İSTANBUL – AYM, yapısal sorun teşkil eden TCK’deki “Örgüte üye olmamak ile birlikte örgüt adına suç işlemek” maddesine ilişkin verdiği “pilot karara” rağmen Meclis, bir yıl içinde değişiklik yapmadı.

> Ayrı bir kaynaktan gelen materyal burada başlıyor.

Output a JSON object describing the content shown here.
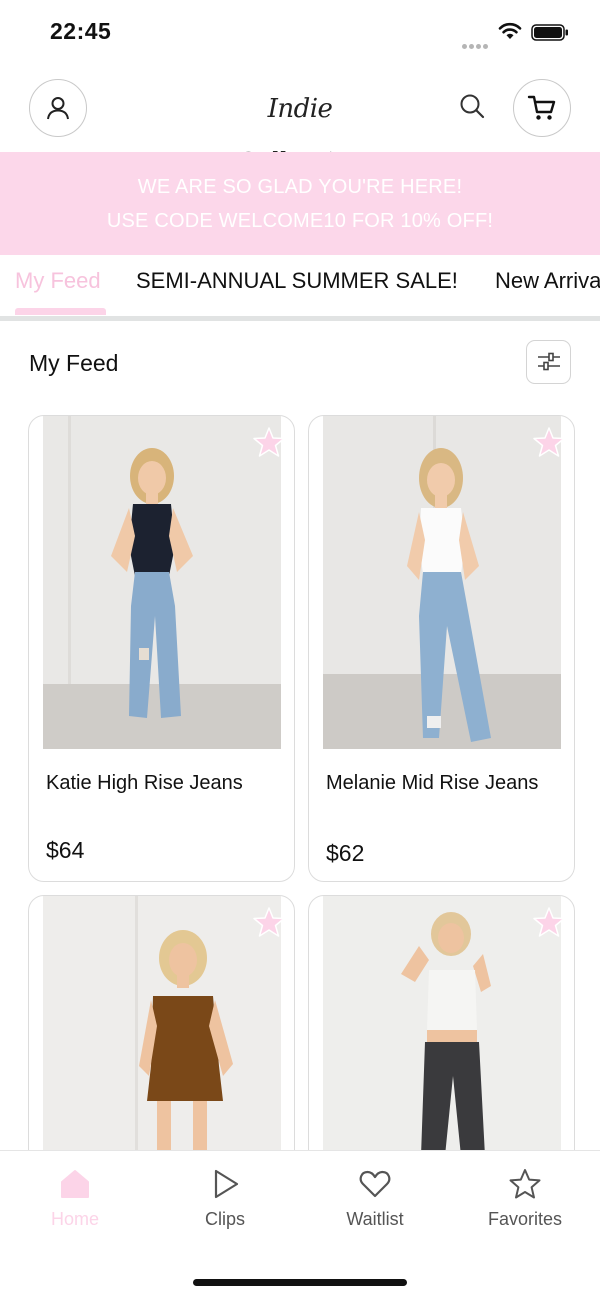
{
  "status_bar": {
    "time": "22:45"
  },
  "header": {
    "logo_text": "Indie Collection",
    "profile_icon": "user-icon",
    "search_icon": "search-icon",
    "cart_icon": "cart-icon"
  },
  "promo": {
    "line1": "WE ARE SO GLAD YOU'RE HERE!",
    "line2": "USE CODE WELCOME10 FOR 10% OFF!"
  },
  "tabs": [
    {
      "label": "My Feed",
      "active": true
    },
    {
      "label": "SEMI-ANNUAL SUMMER SALE!",
      "active": false
    },
    {
      "label": "New Arrivals",
      "active": false
    }
  ],
  "feed": {
    "title": "My Feed",
    "filter_icon": "sliders-icon"
  },
  "products": [
    {
      "name": "Katie High Rise Jeans",
      "price": "$64",
      "top": "black",
      "bottom": "light-wash jeans"
    },
    {
      "name": "Melanie Mid Rise Jeans",
      "price": "$62",
      "top": "white",
      "bottom": "light-wash jeans"
    },
    {
      "name": "",
      "price": "",
      "top": "brown romper",
      "bottom": ""
    },
    {
      "name": "",
      "price": "",
      "top": "white tank",
      "bottom": "black cargo jeans"
    }
  ],
  "bottom_nav": [
    {
      "label": "Home",
      "icon": "home-icon",
      "active": true
    },
    {
      "label": "Clips",
      "icon": "play-icon",
      "active": false
    },
    {
      "label": "Waitlist",
      "icon": "heart-icon",
      "active": false
    },
    {
      "label": "Favorites",
      "icon": "star-icon",
      "active": false
    }
  ],
  "colors": {
    "accent_pink": "#fcd4e8",
    "banner_pink": "#fcd7ea"
  }
}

Yüksek Seçim Kurulu (YSK), 12 Haziran 2011’de yapılan genel seçim öncesi Barış ve Demokrasi Partisi’nin (BDP) 7 bağımsız adayının seçilme yeterliliğini etkileyecek mahkumiyetleri bulunduğu iddiasıyla adaylıklarını 18 Nisan 2011’de iptal etti. BDP, YSK’nin iptal kararına karşı itirazda bulunurken, bölgenin birçok kentinde ise karara karşı protesto eylemi düzenlendi. 20 Nisan’da BDP Diyarbakır İl Örgütü önünde yapılan eyleme polis saldırdı. Polis saldırısı ardından Hamit Yakut’un yanı sıra birçok kişi gözaltına alındı. Tepkilerin büyümesi ardından YSK, 21 Nisan’da basın toplantısı düzenleyerek, 7 adaydan 6’sının itirazının kabul edildiğini duyurdu.

CEZA VERDİ

Öte yandan protesto eyleminde gözaltına alınan ve 23 Nisan’da götürüldüğü Diyarbakır İl Emniyet Müdürlüğü’nden ifadesi alınan Yakut, serbest bırakıldı. Diyarbakır Cumhuriyet Başsavcılığı, Yakut yanı sıra 3 kişi hakkında “Görevi yaptırmamak için direnmek”, “Toplantı ve gösteri yürüyüşüne silahlı katılma” ve “Örgüte üye olmamak ile birlikte örgüt adına suç işleme” iddialarıyla 13 Mayıs’ta iddianame düzenledi. Diyarbakır 6’ncı Ağır Ceza Mahkemesi ise, Yakut’a “Örgüte üye olmamak ile birlikte örgüt adına suç işlemek” iddiasıyla 3 yıl 9 ay hapis cezası verdi. Mahkeme, “İhbara rağmen dağılmama” iddiasıyla 6 ay ceza verirken, “Görevi yaptırmamak” ve “Toplantı ve gösteri kanununa muhalefet etmek” iddialarına dair ise beraat kararı verdi.

ÖCALAN LEHİNE SLOGAN

Mahkeme, Yakut’a verilen cezayı ise PKK Lideri Abdullah Öcalan ve PKK lehine slogan atılması ve pankart taşınmasının yanı sıra protesto eyleminde havai fişek, molotof kokteyl ile taş atılmasını gerekçe olarak gösterdi.

AYM’YE BAŞVURDU

Verilen ceza nedeniyle Yakut, avukatları aracılığıyla Yargıtay’a başvurdu. Yargıtay 9’uncu Ceza Dairesi, 15 Ocak 2014’te yerel mahkemenin kararını onadı. Bunun üzerine Yakut, 6 Mayıs 2014’te Anayasa Mahkemesi’ne (AYM) bireysel başvuruda bulundu. Başvuruya dair 10 Haziran 2021’de kararını veren AYM, söz konusu suç maddesinin geniş yorumunun, “ifade özgürlüğü, toplantı ve gösteri yürüyüşü düzenleme hakkı ya da örgütlenme veya din ve vicdan özgürlüğü” gibi temel haklar üzerinde caydırıcı etki yarattığını dile getirdi.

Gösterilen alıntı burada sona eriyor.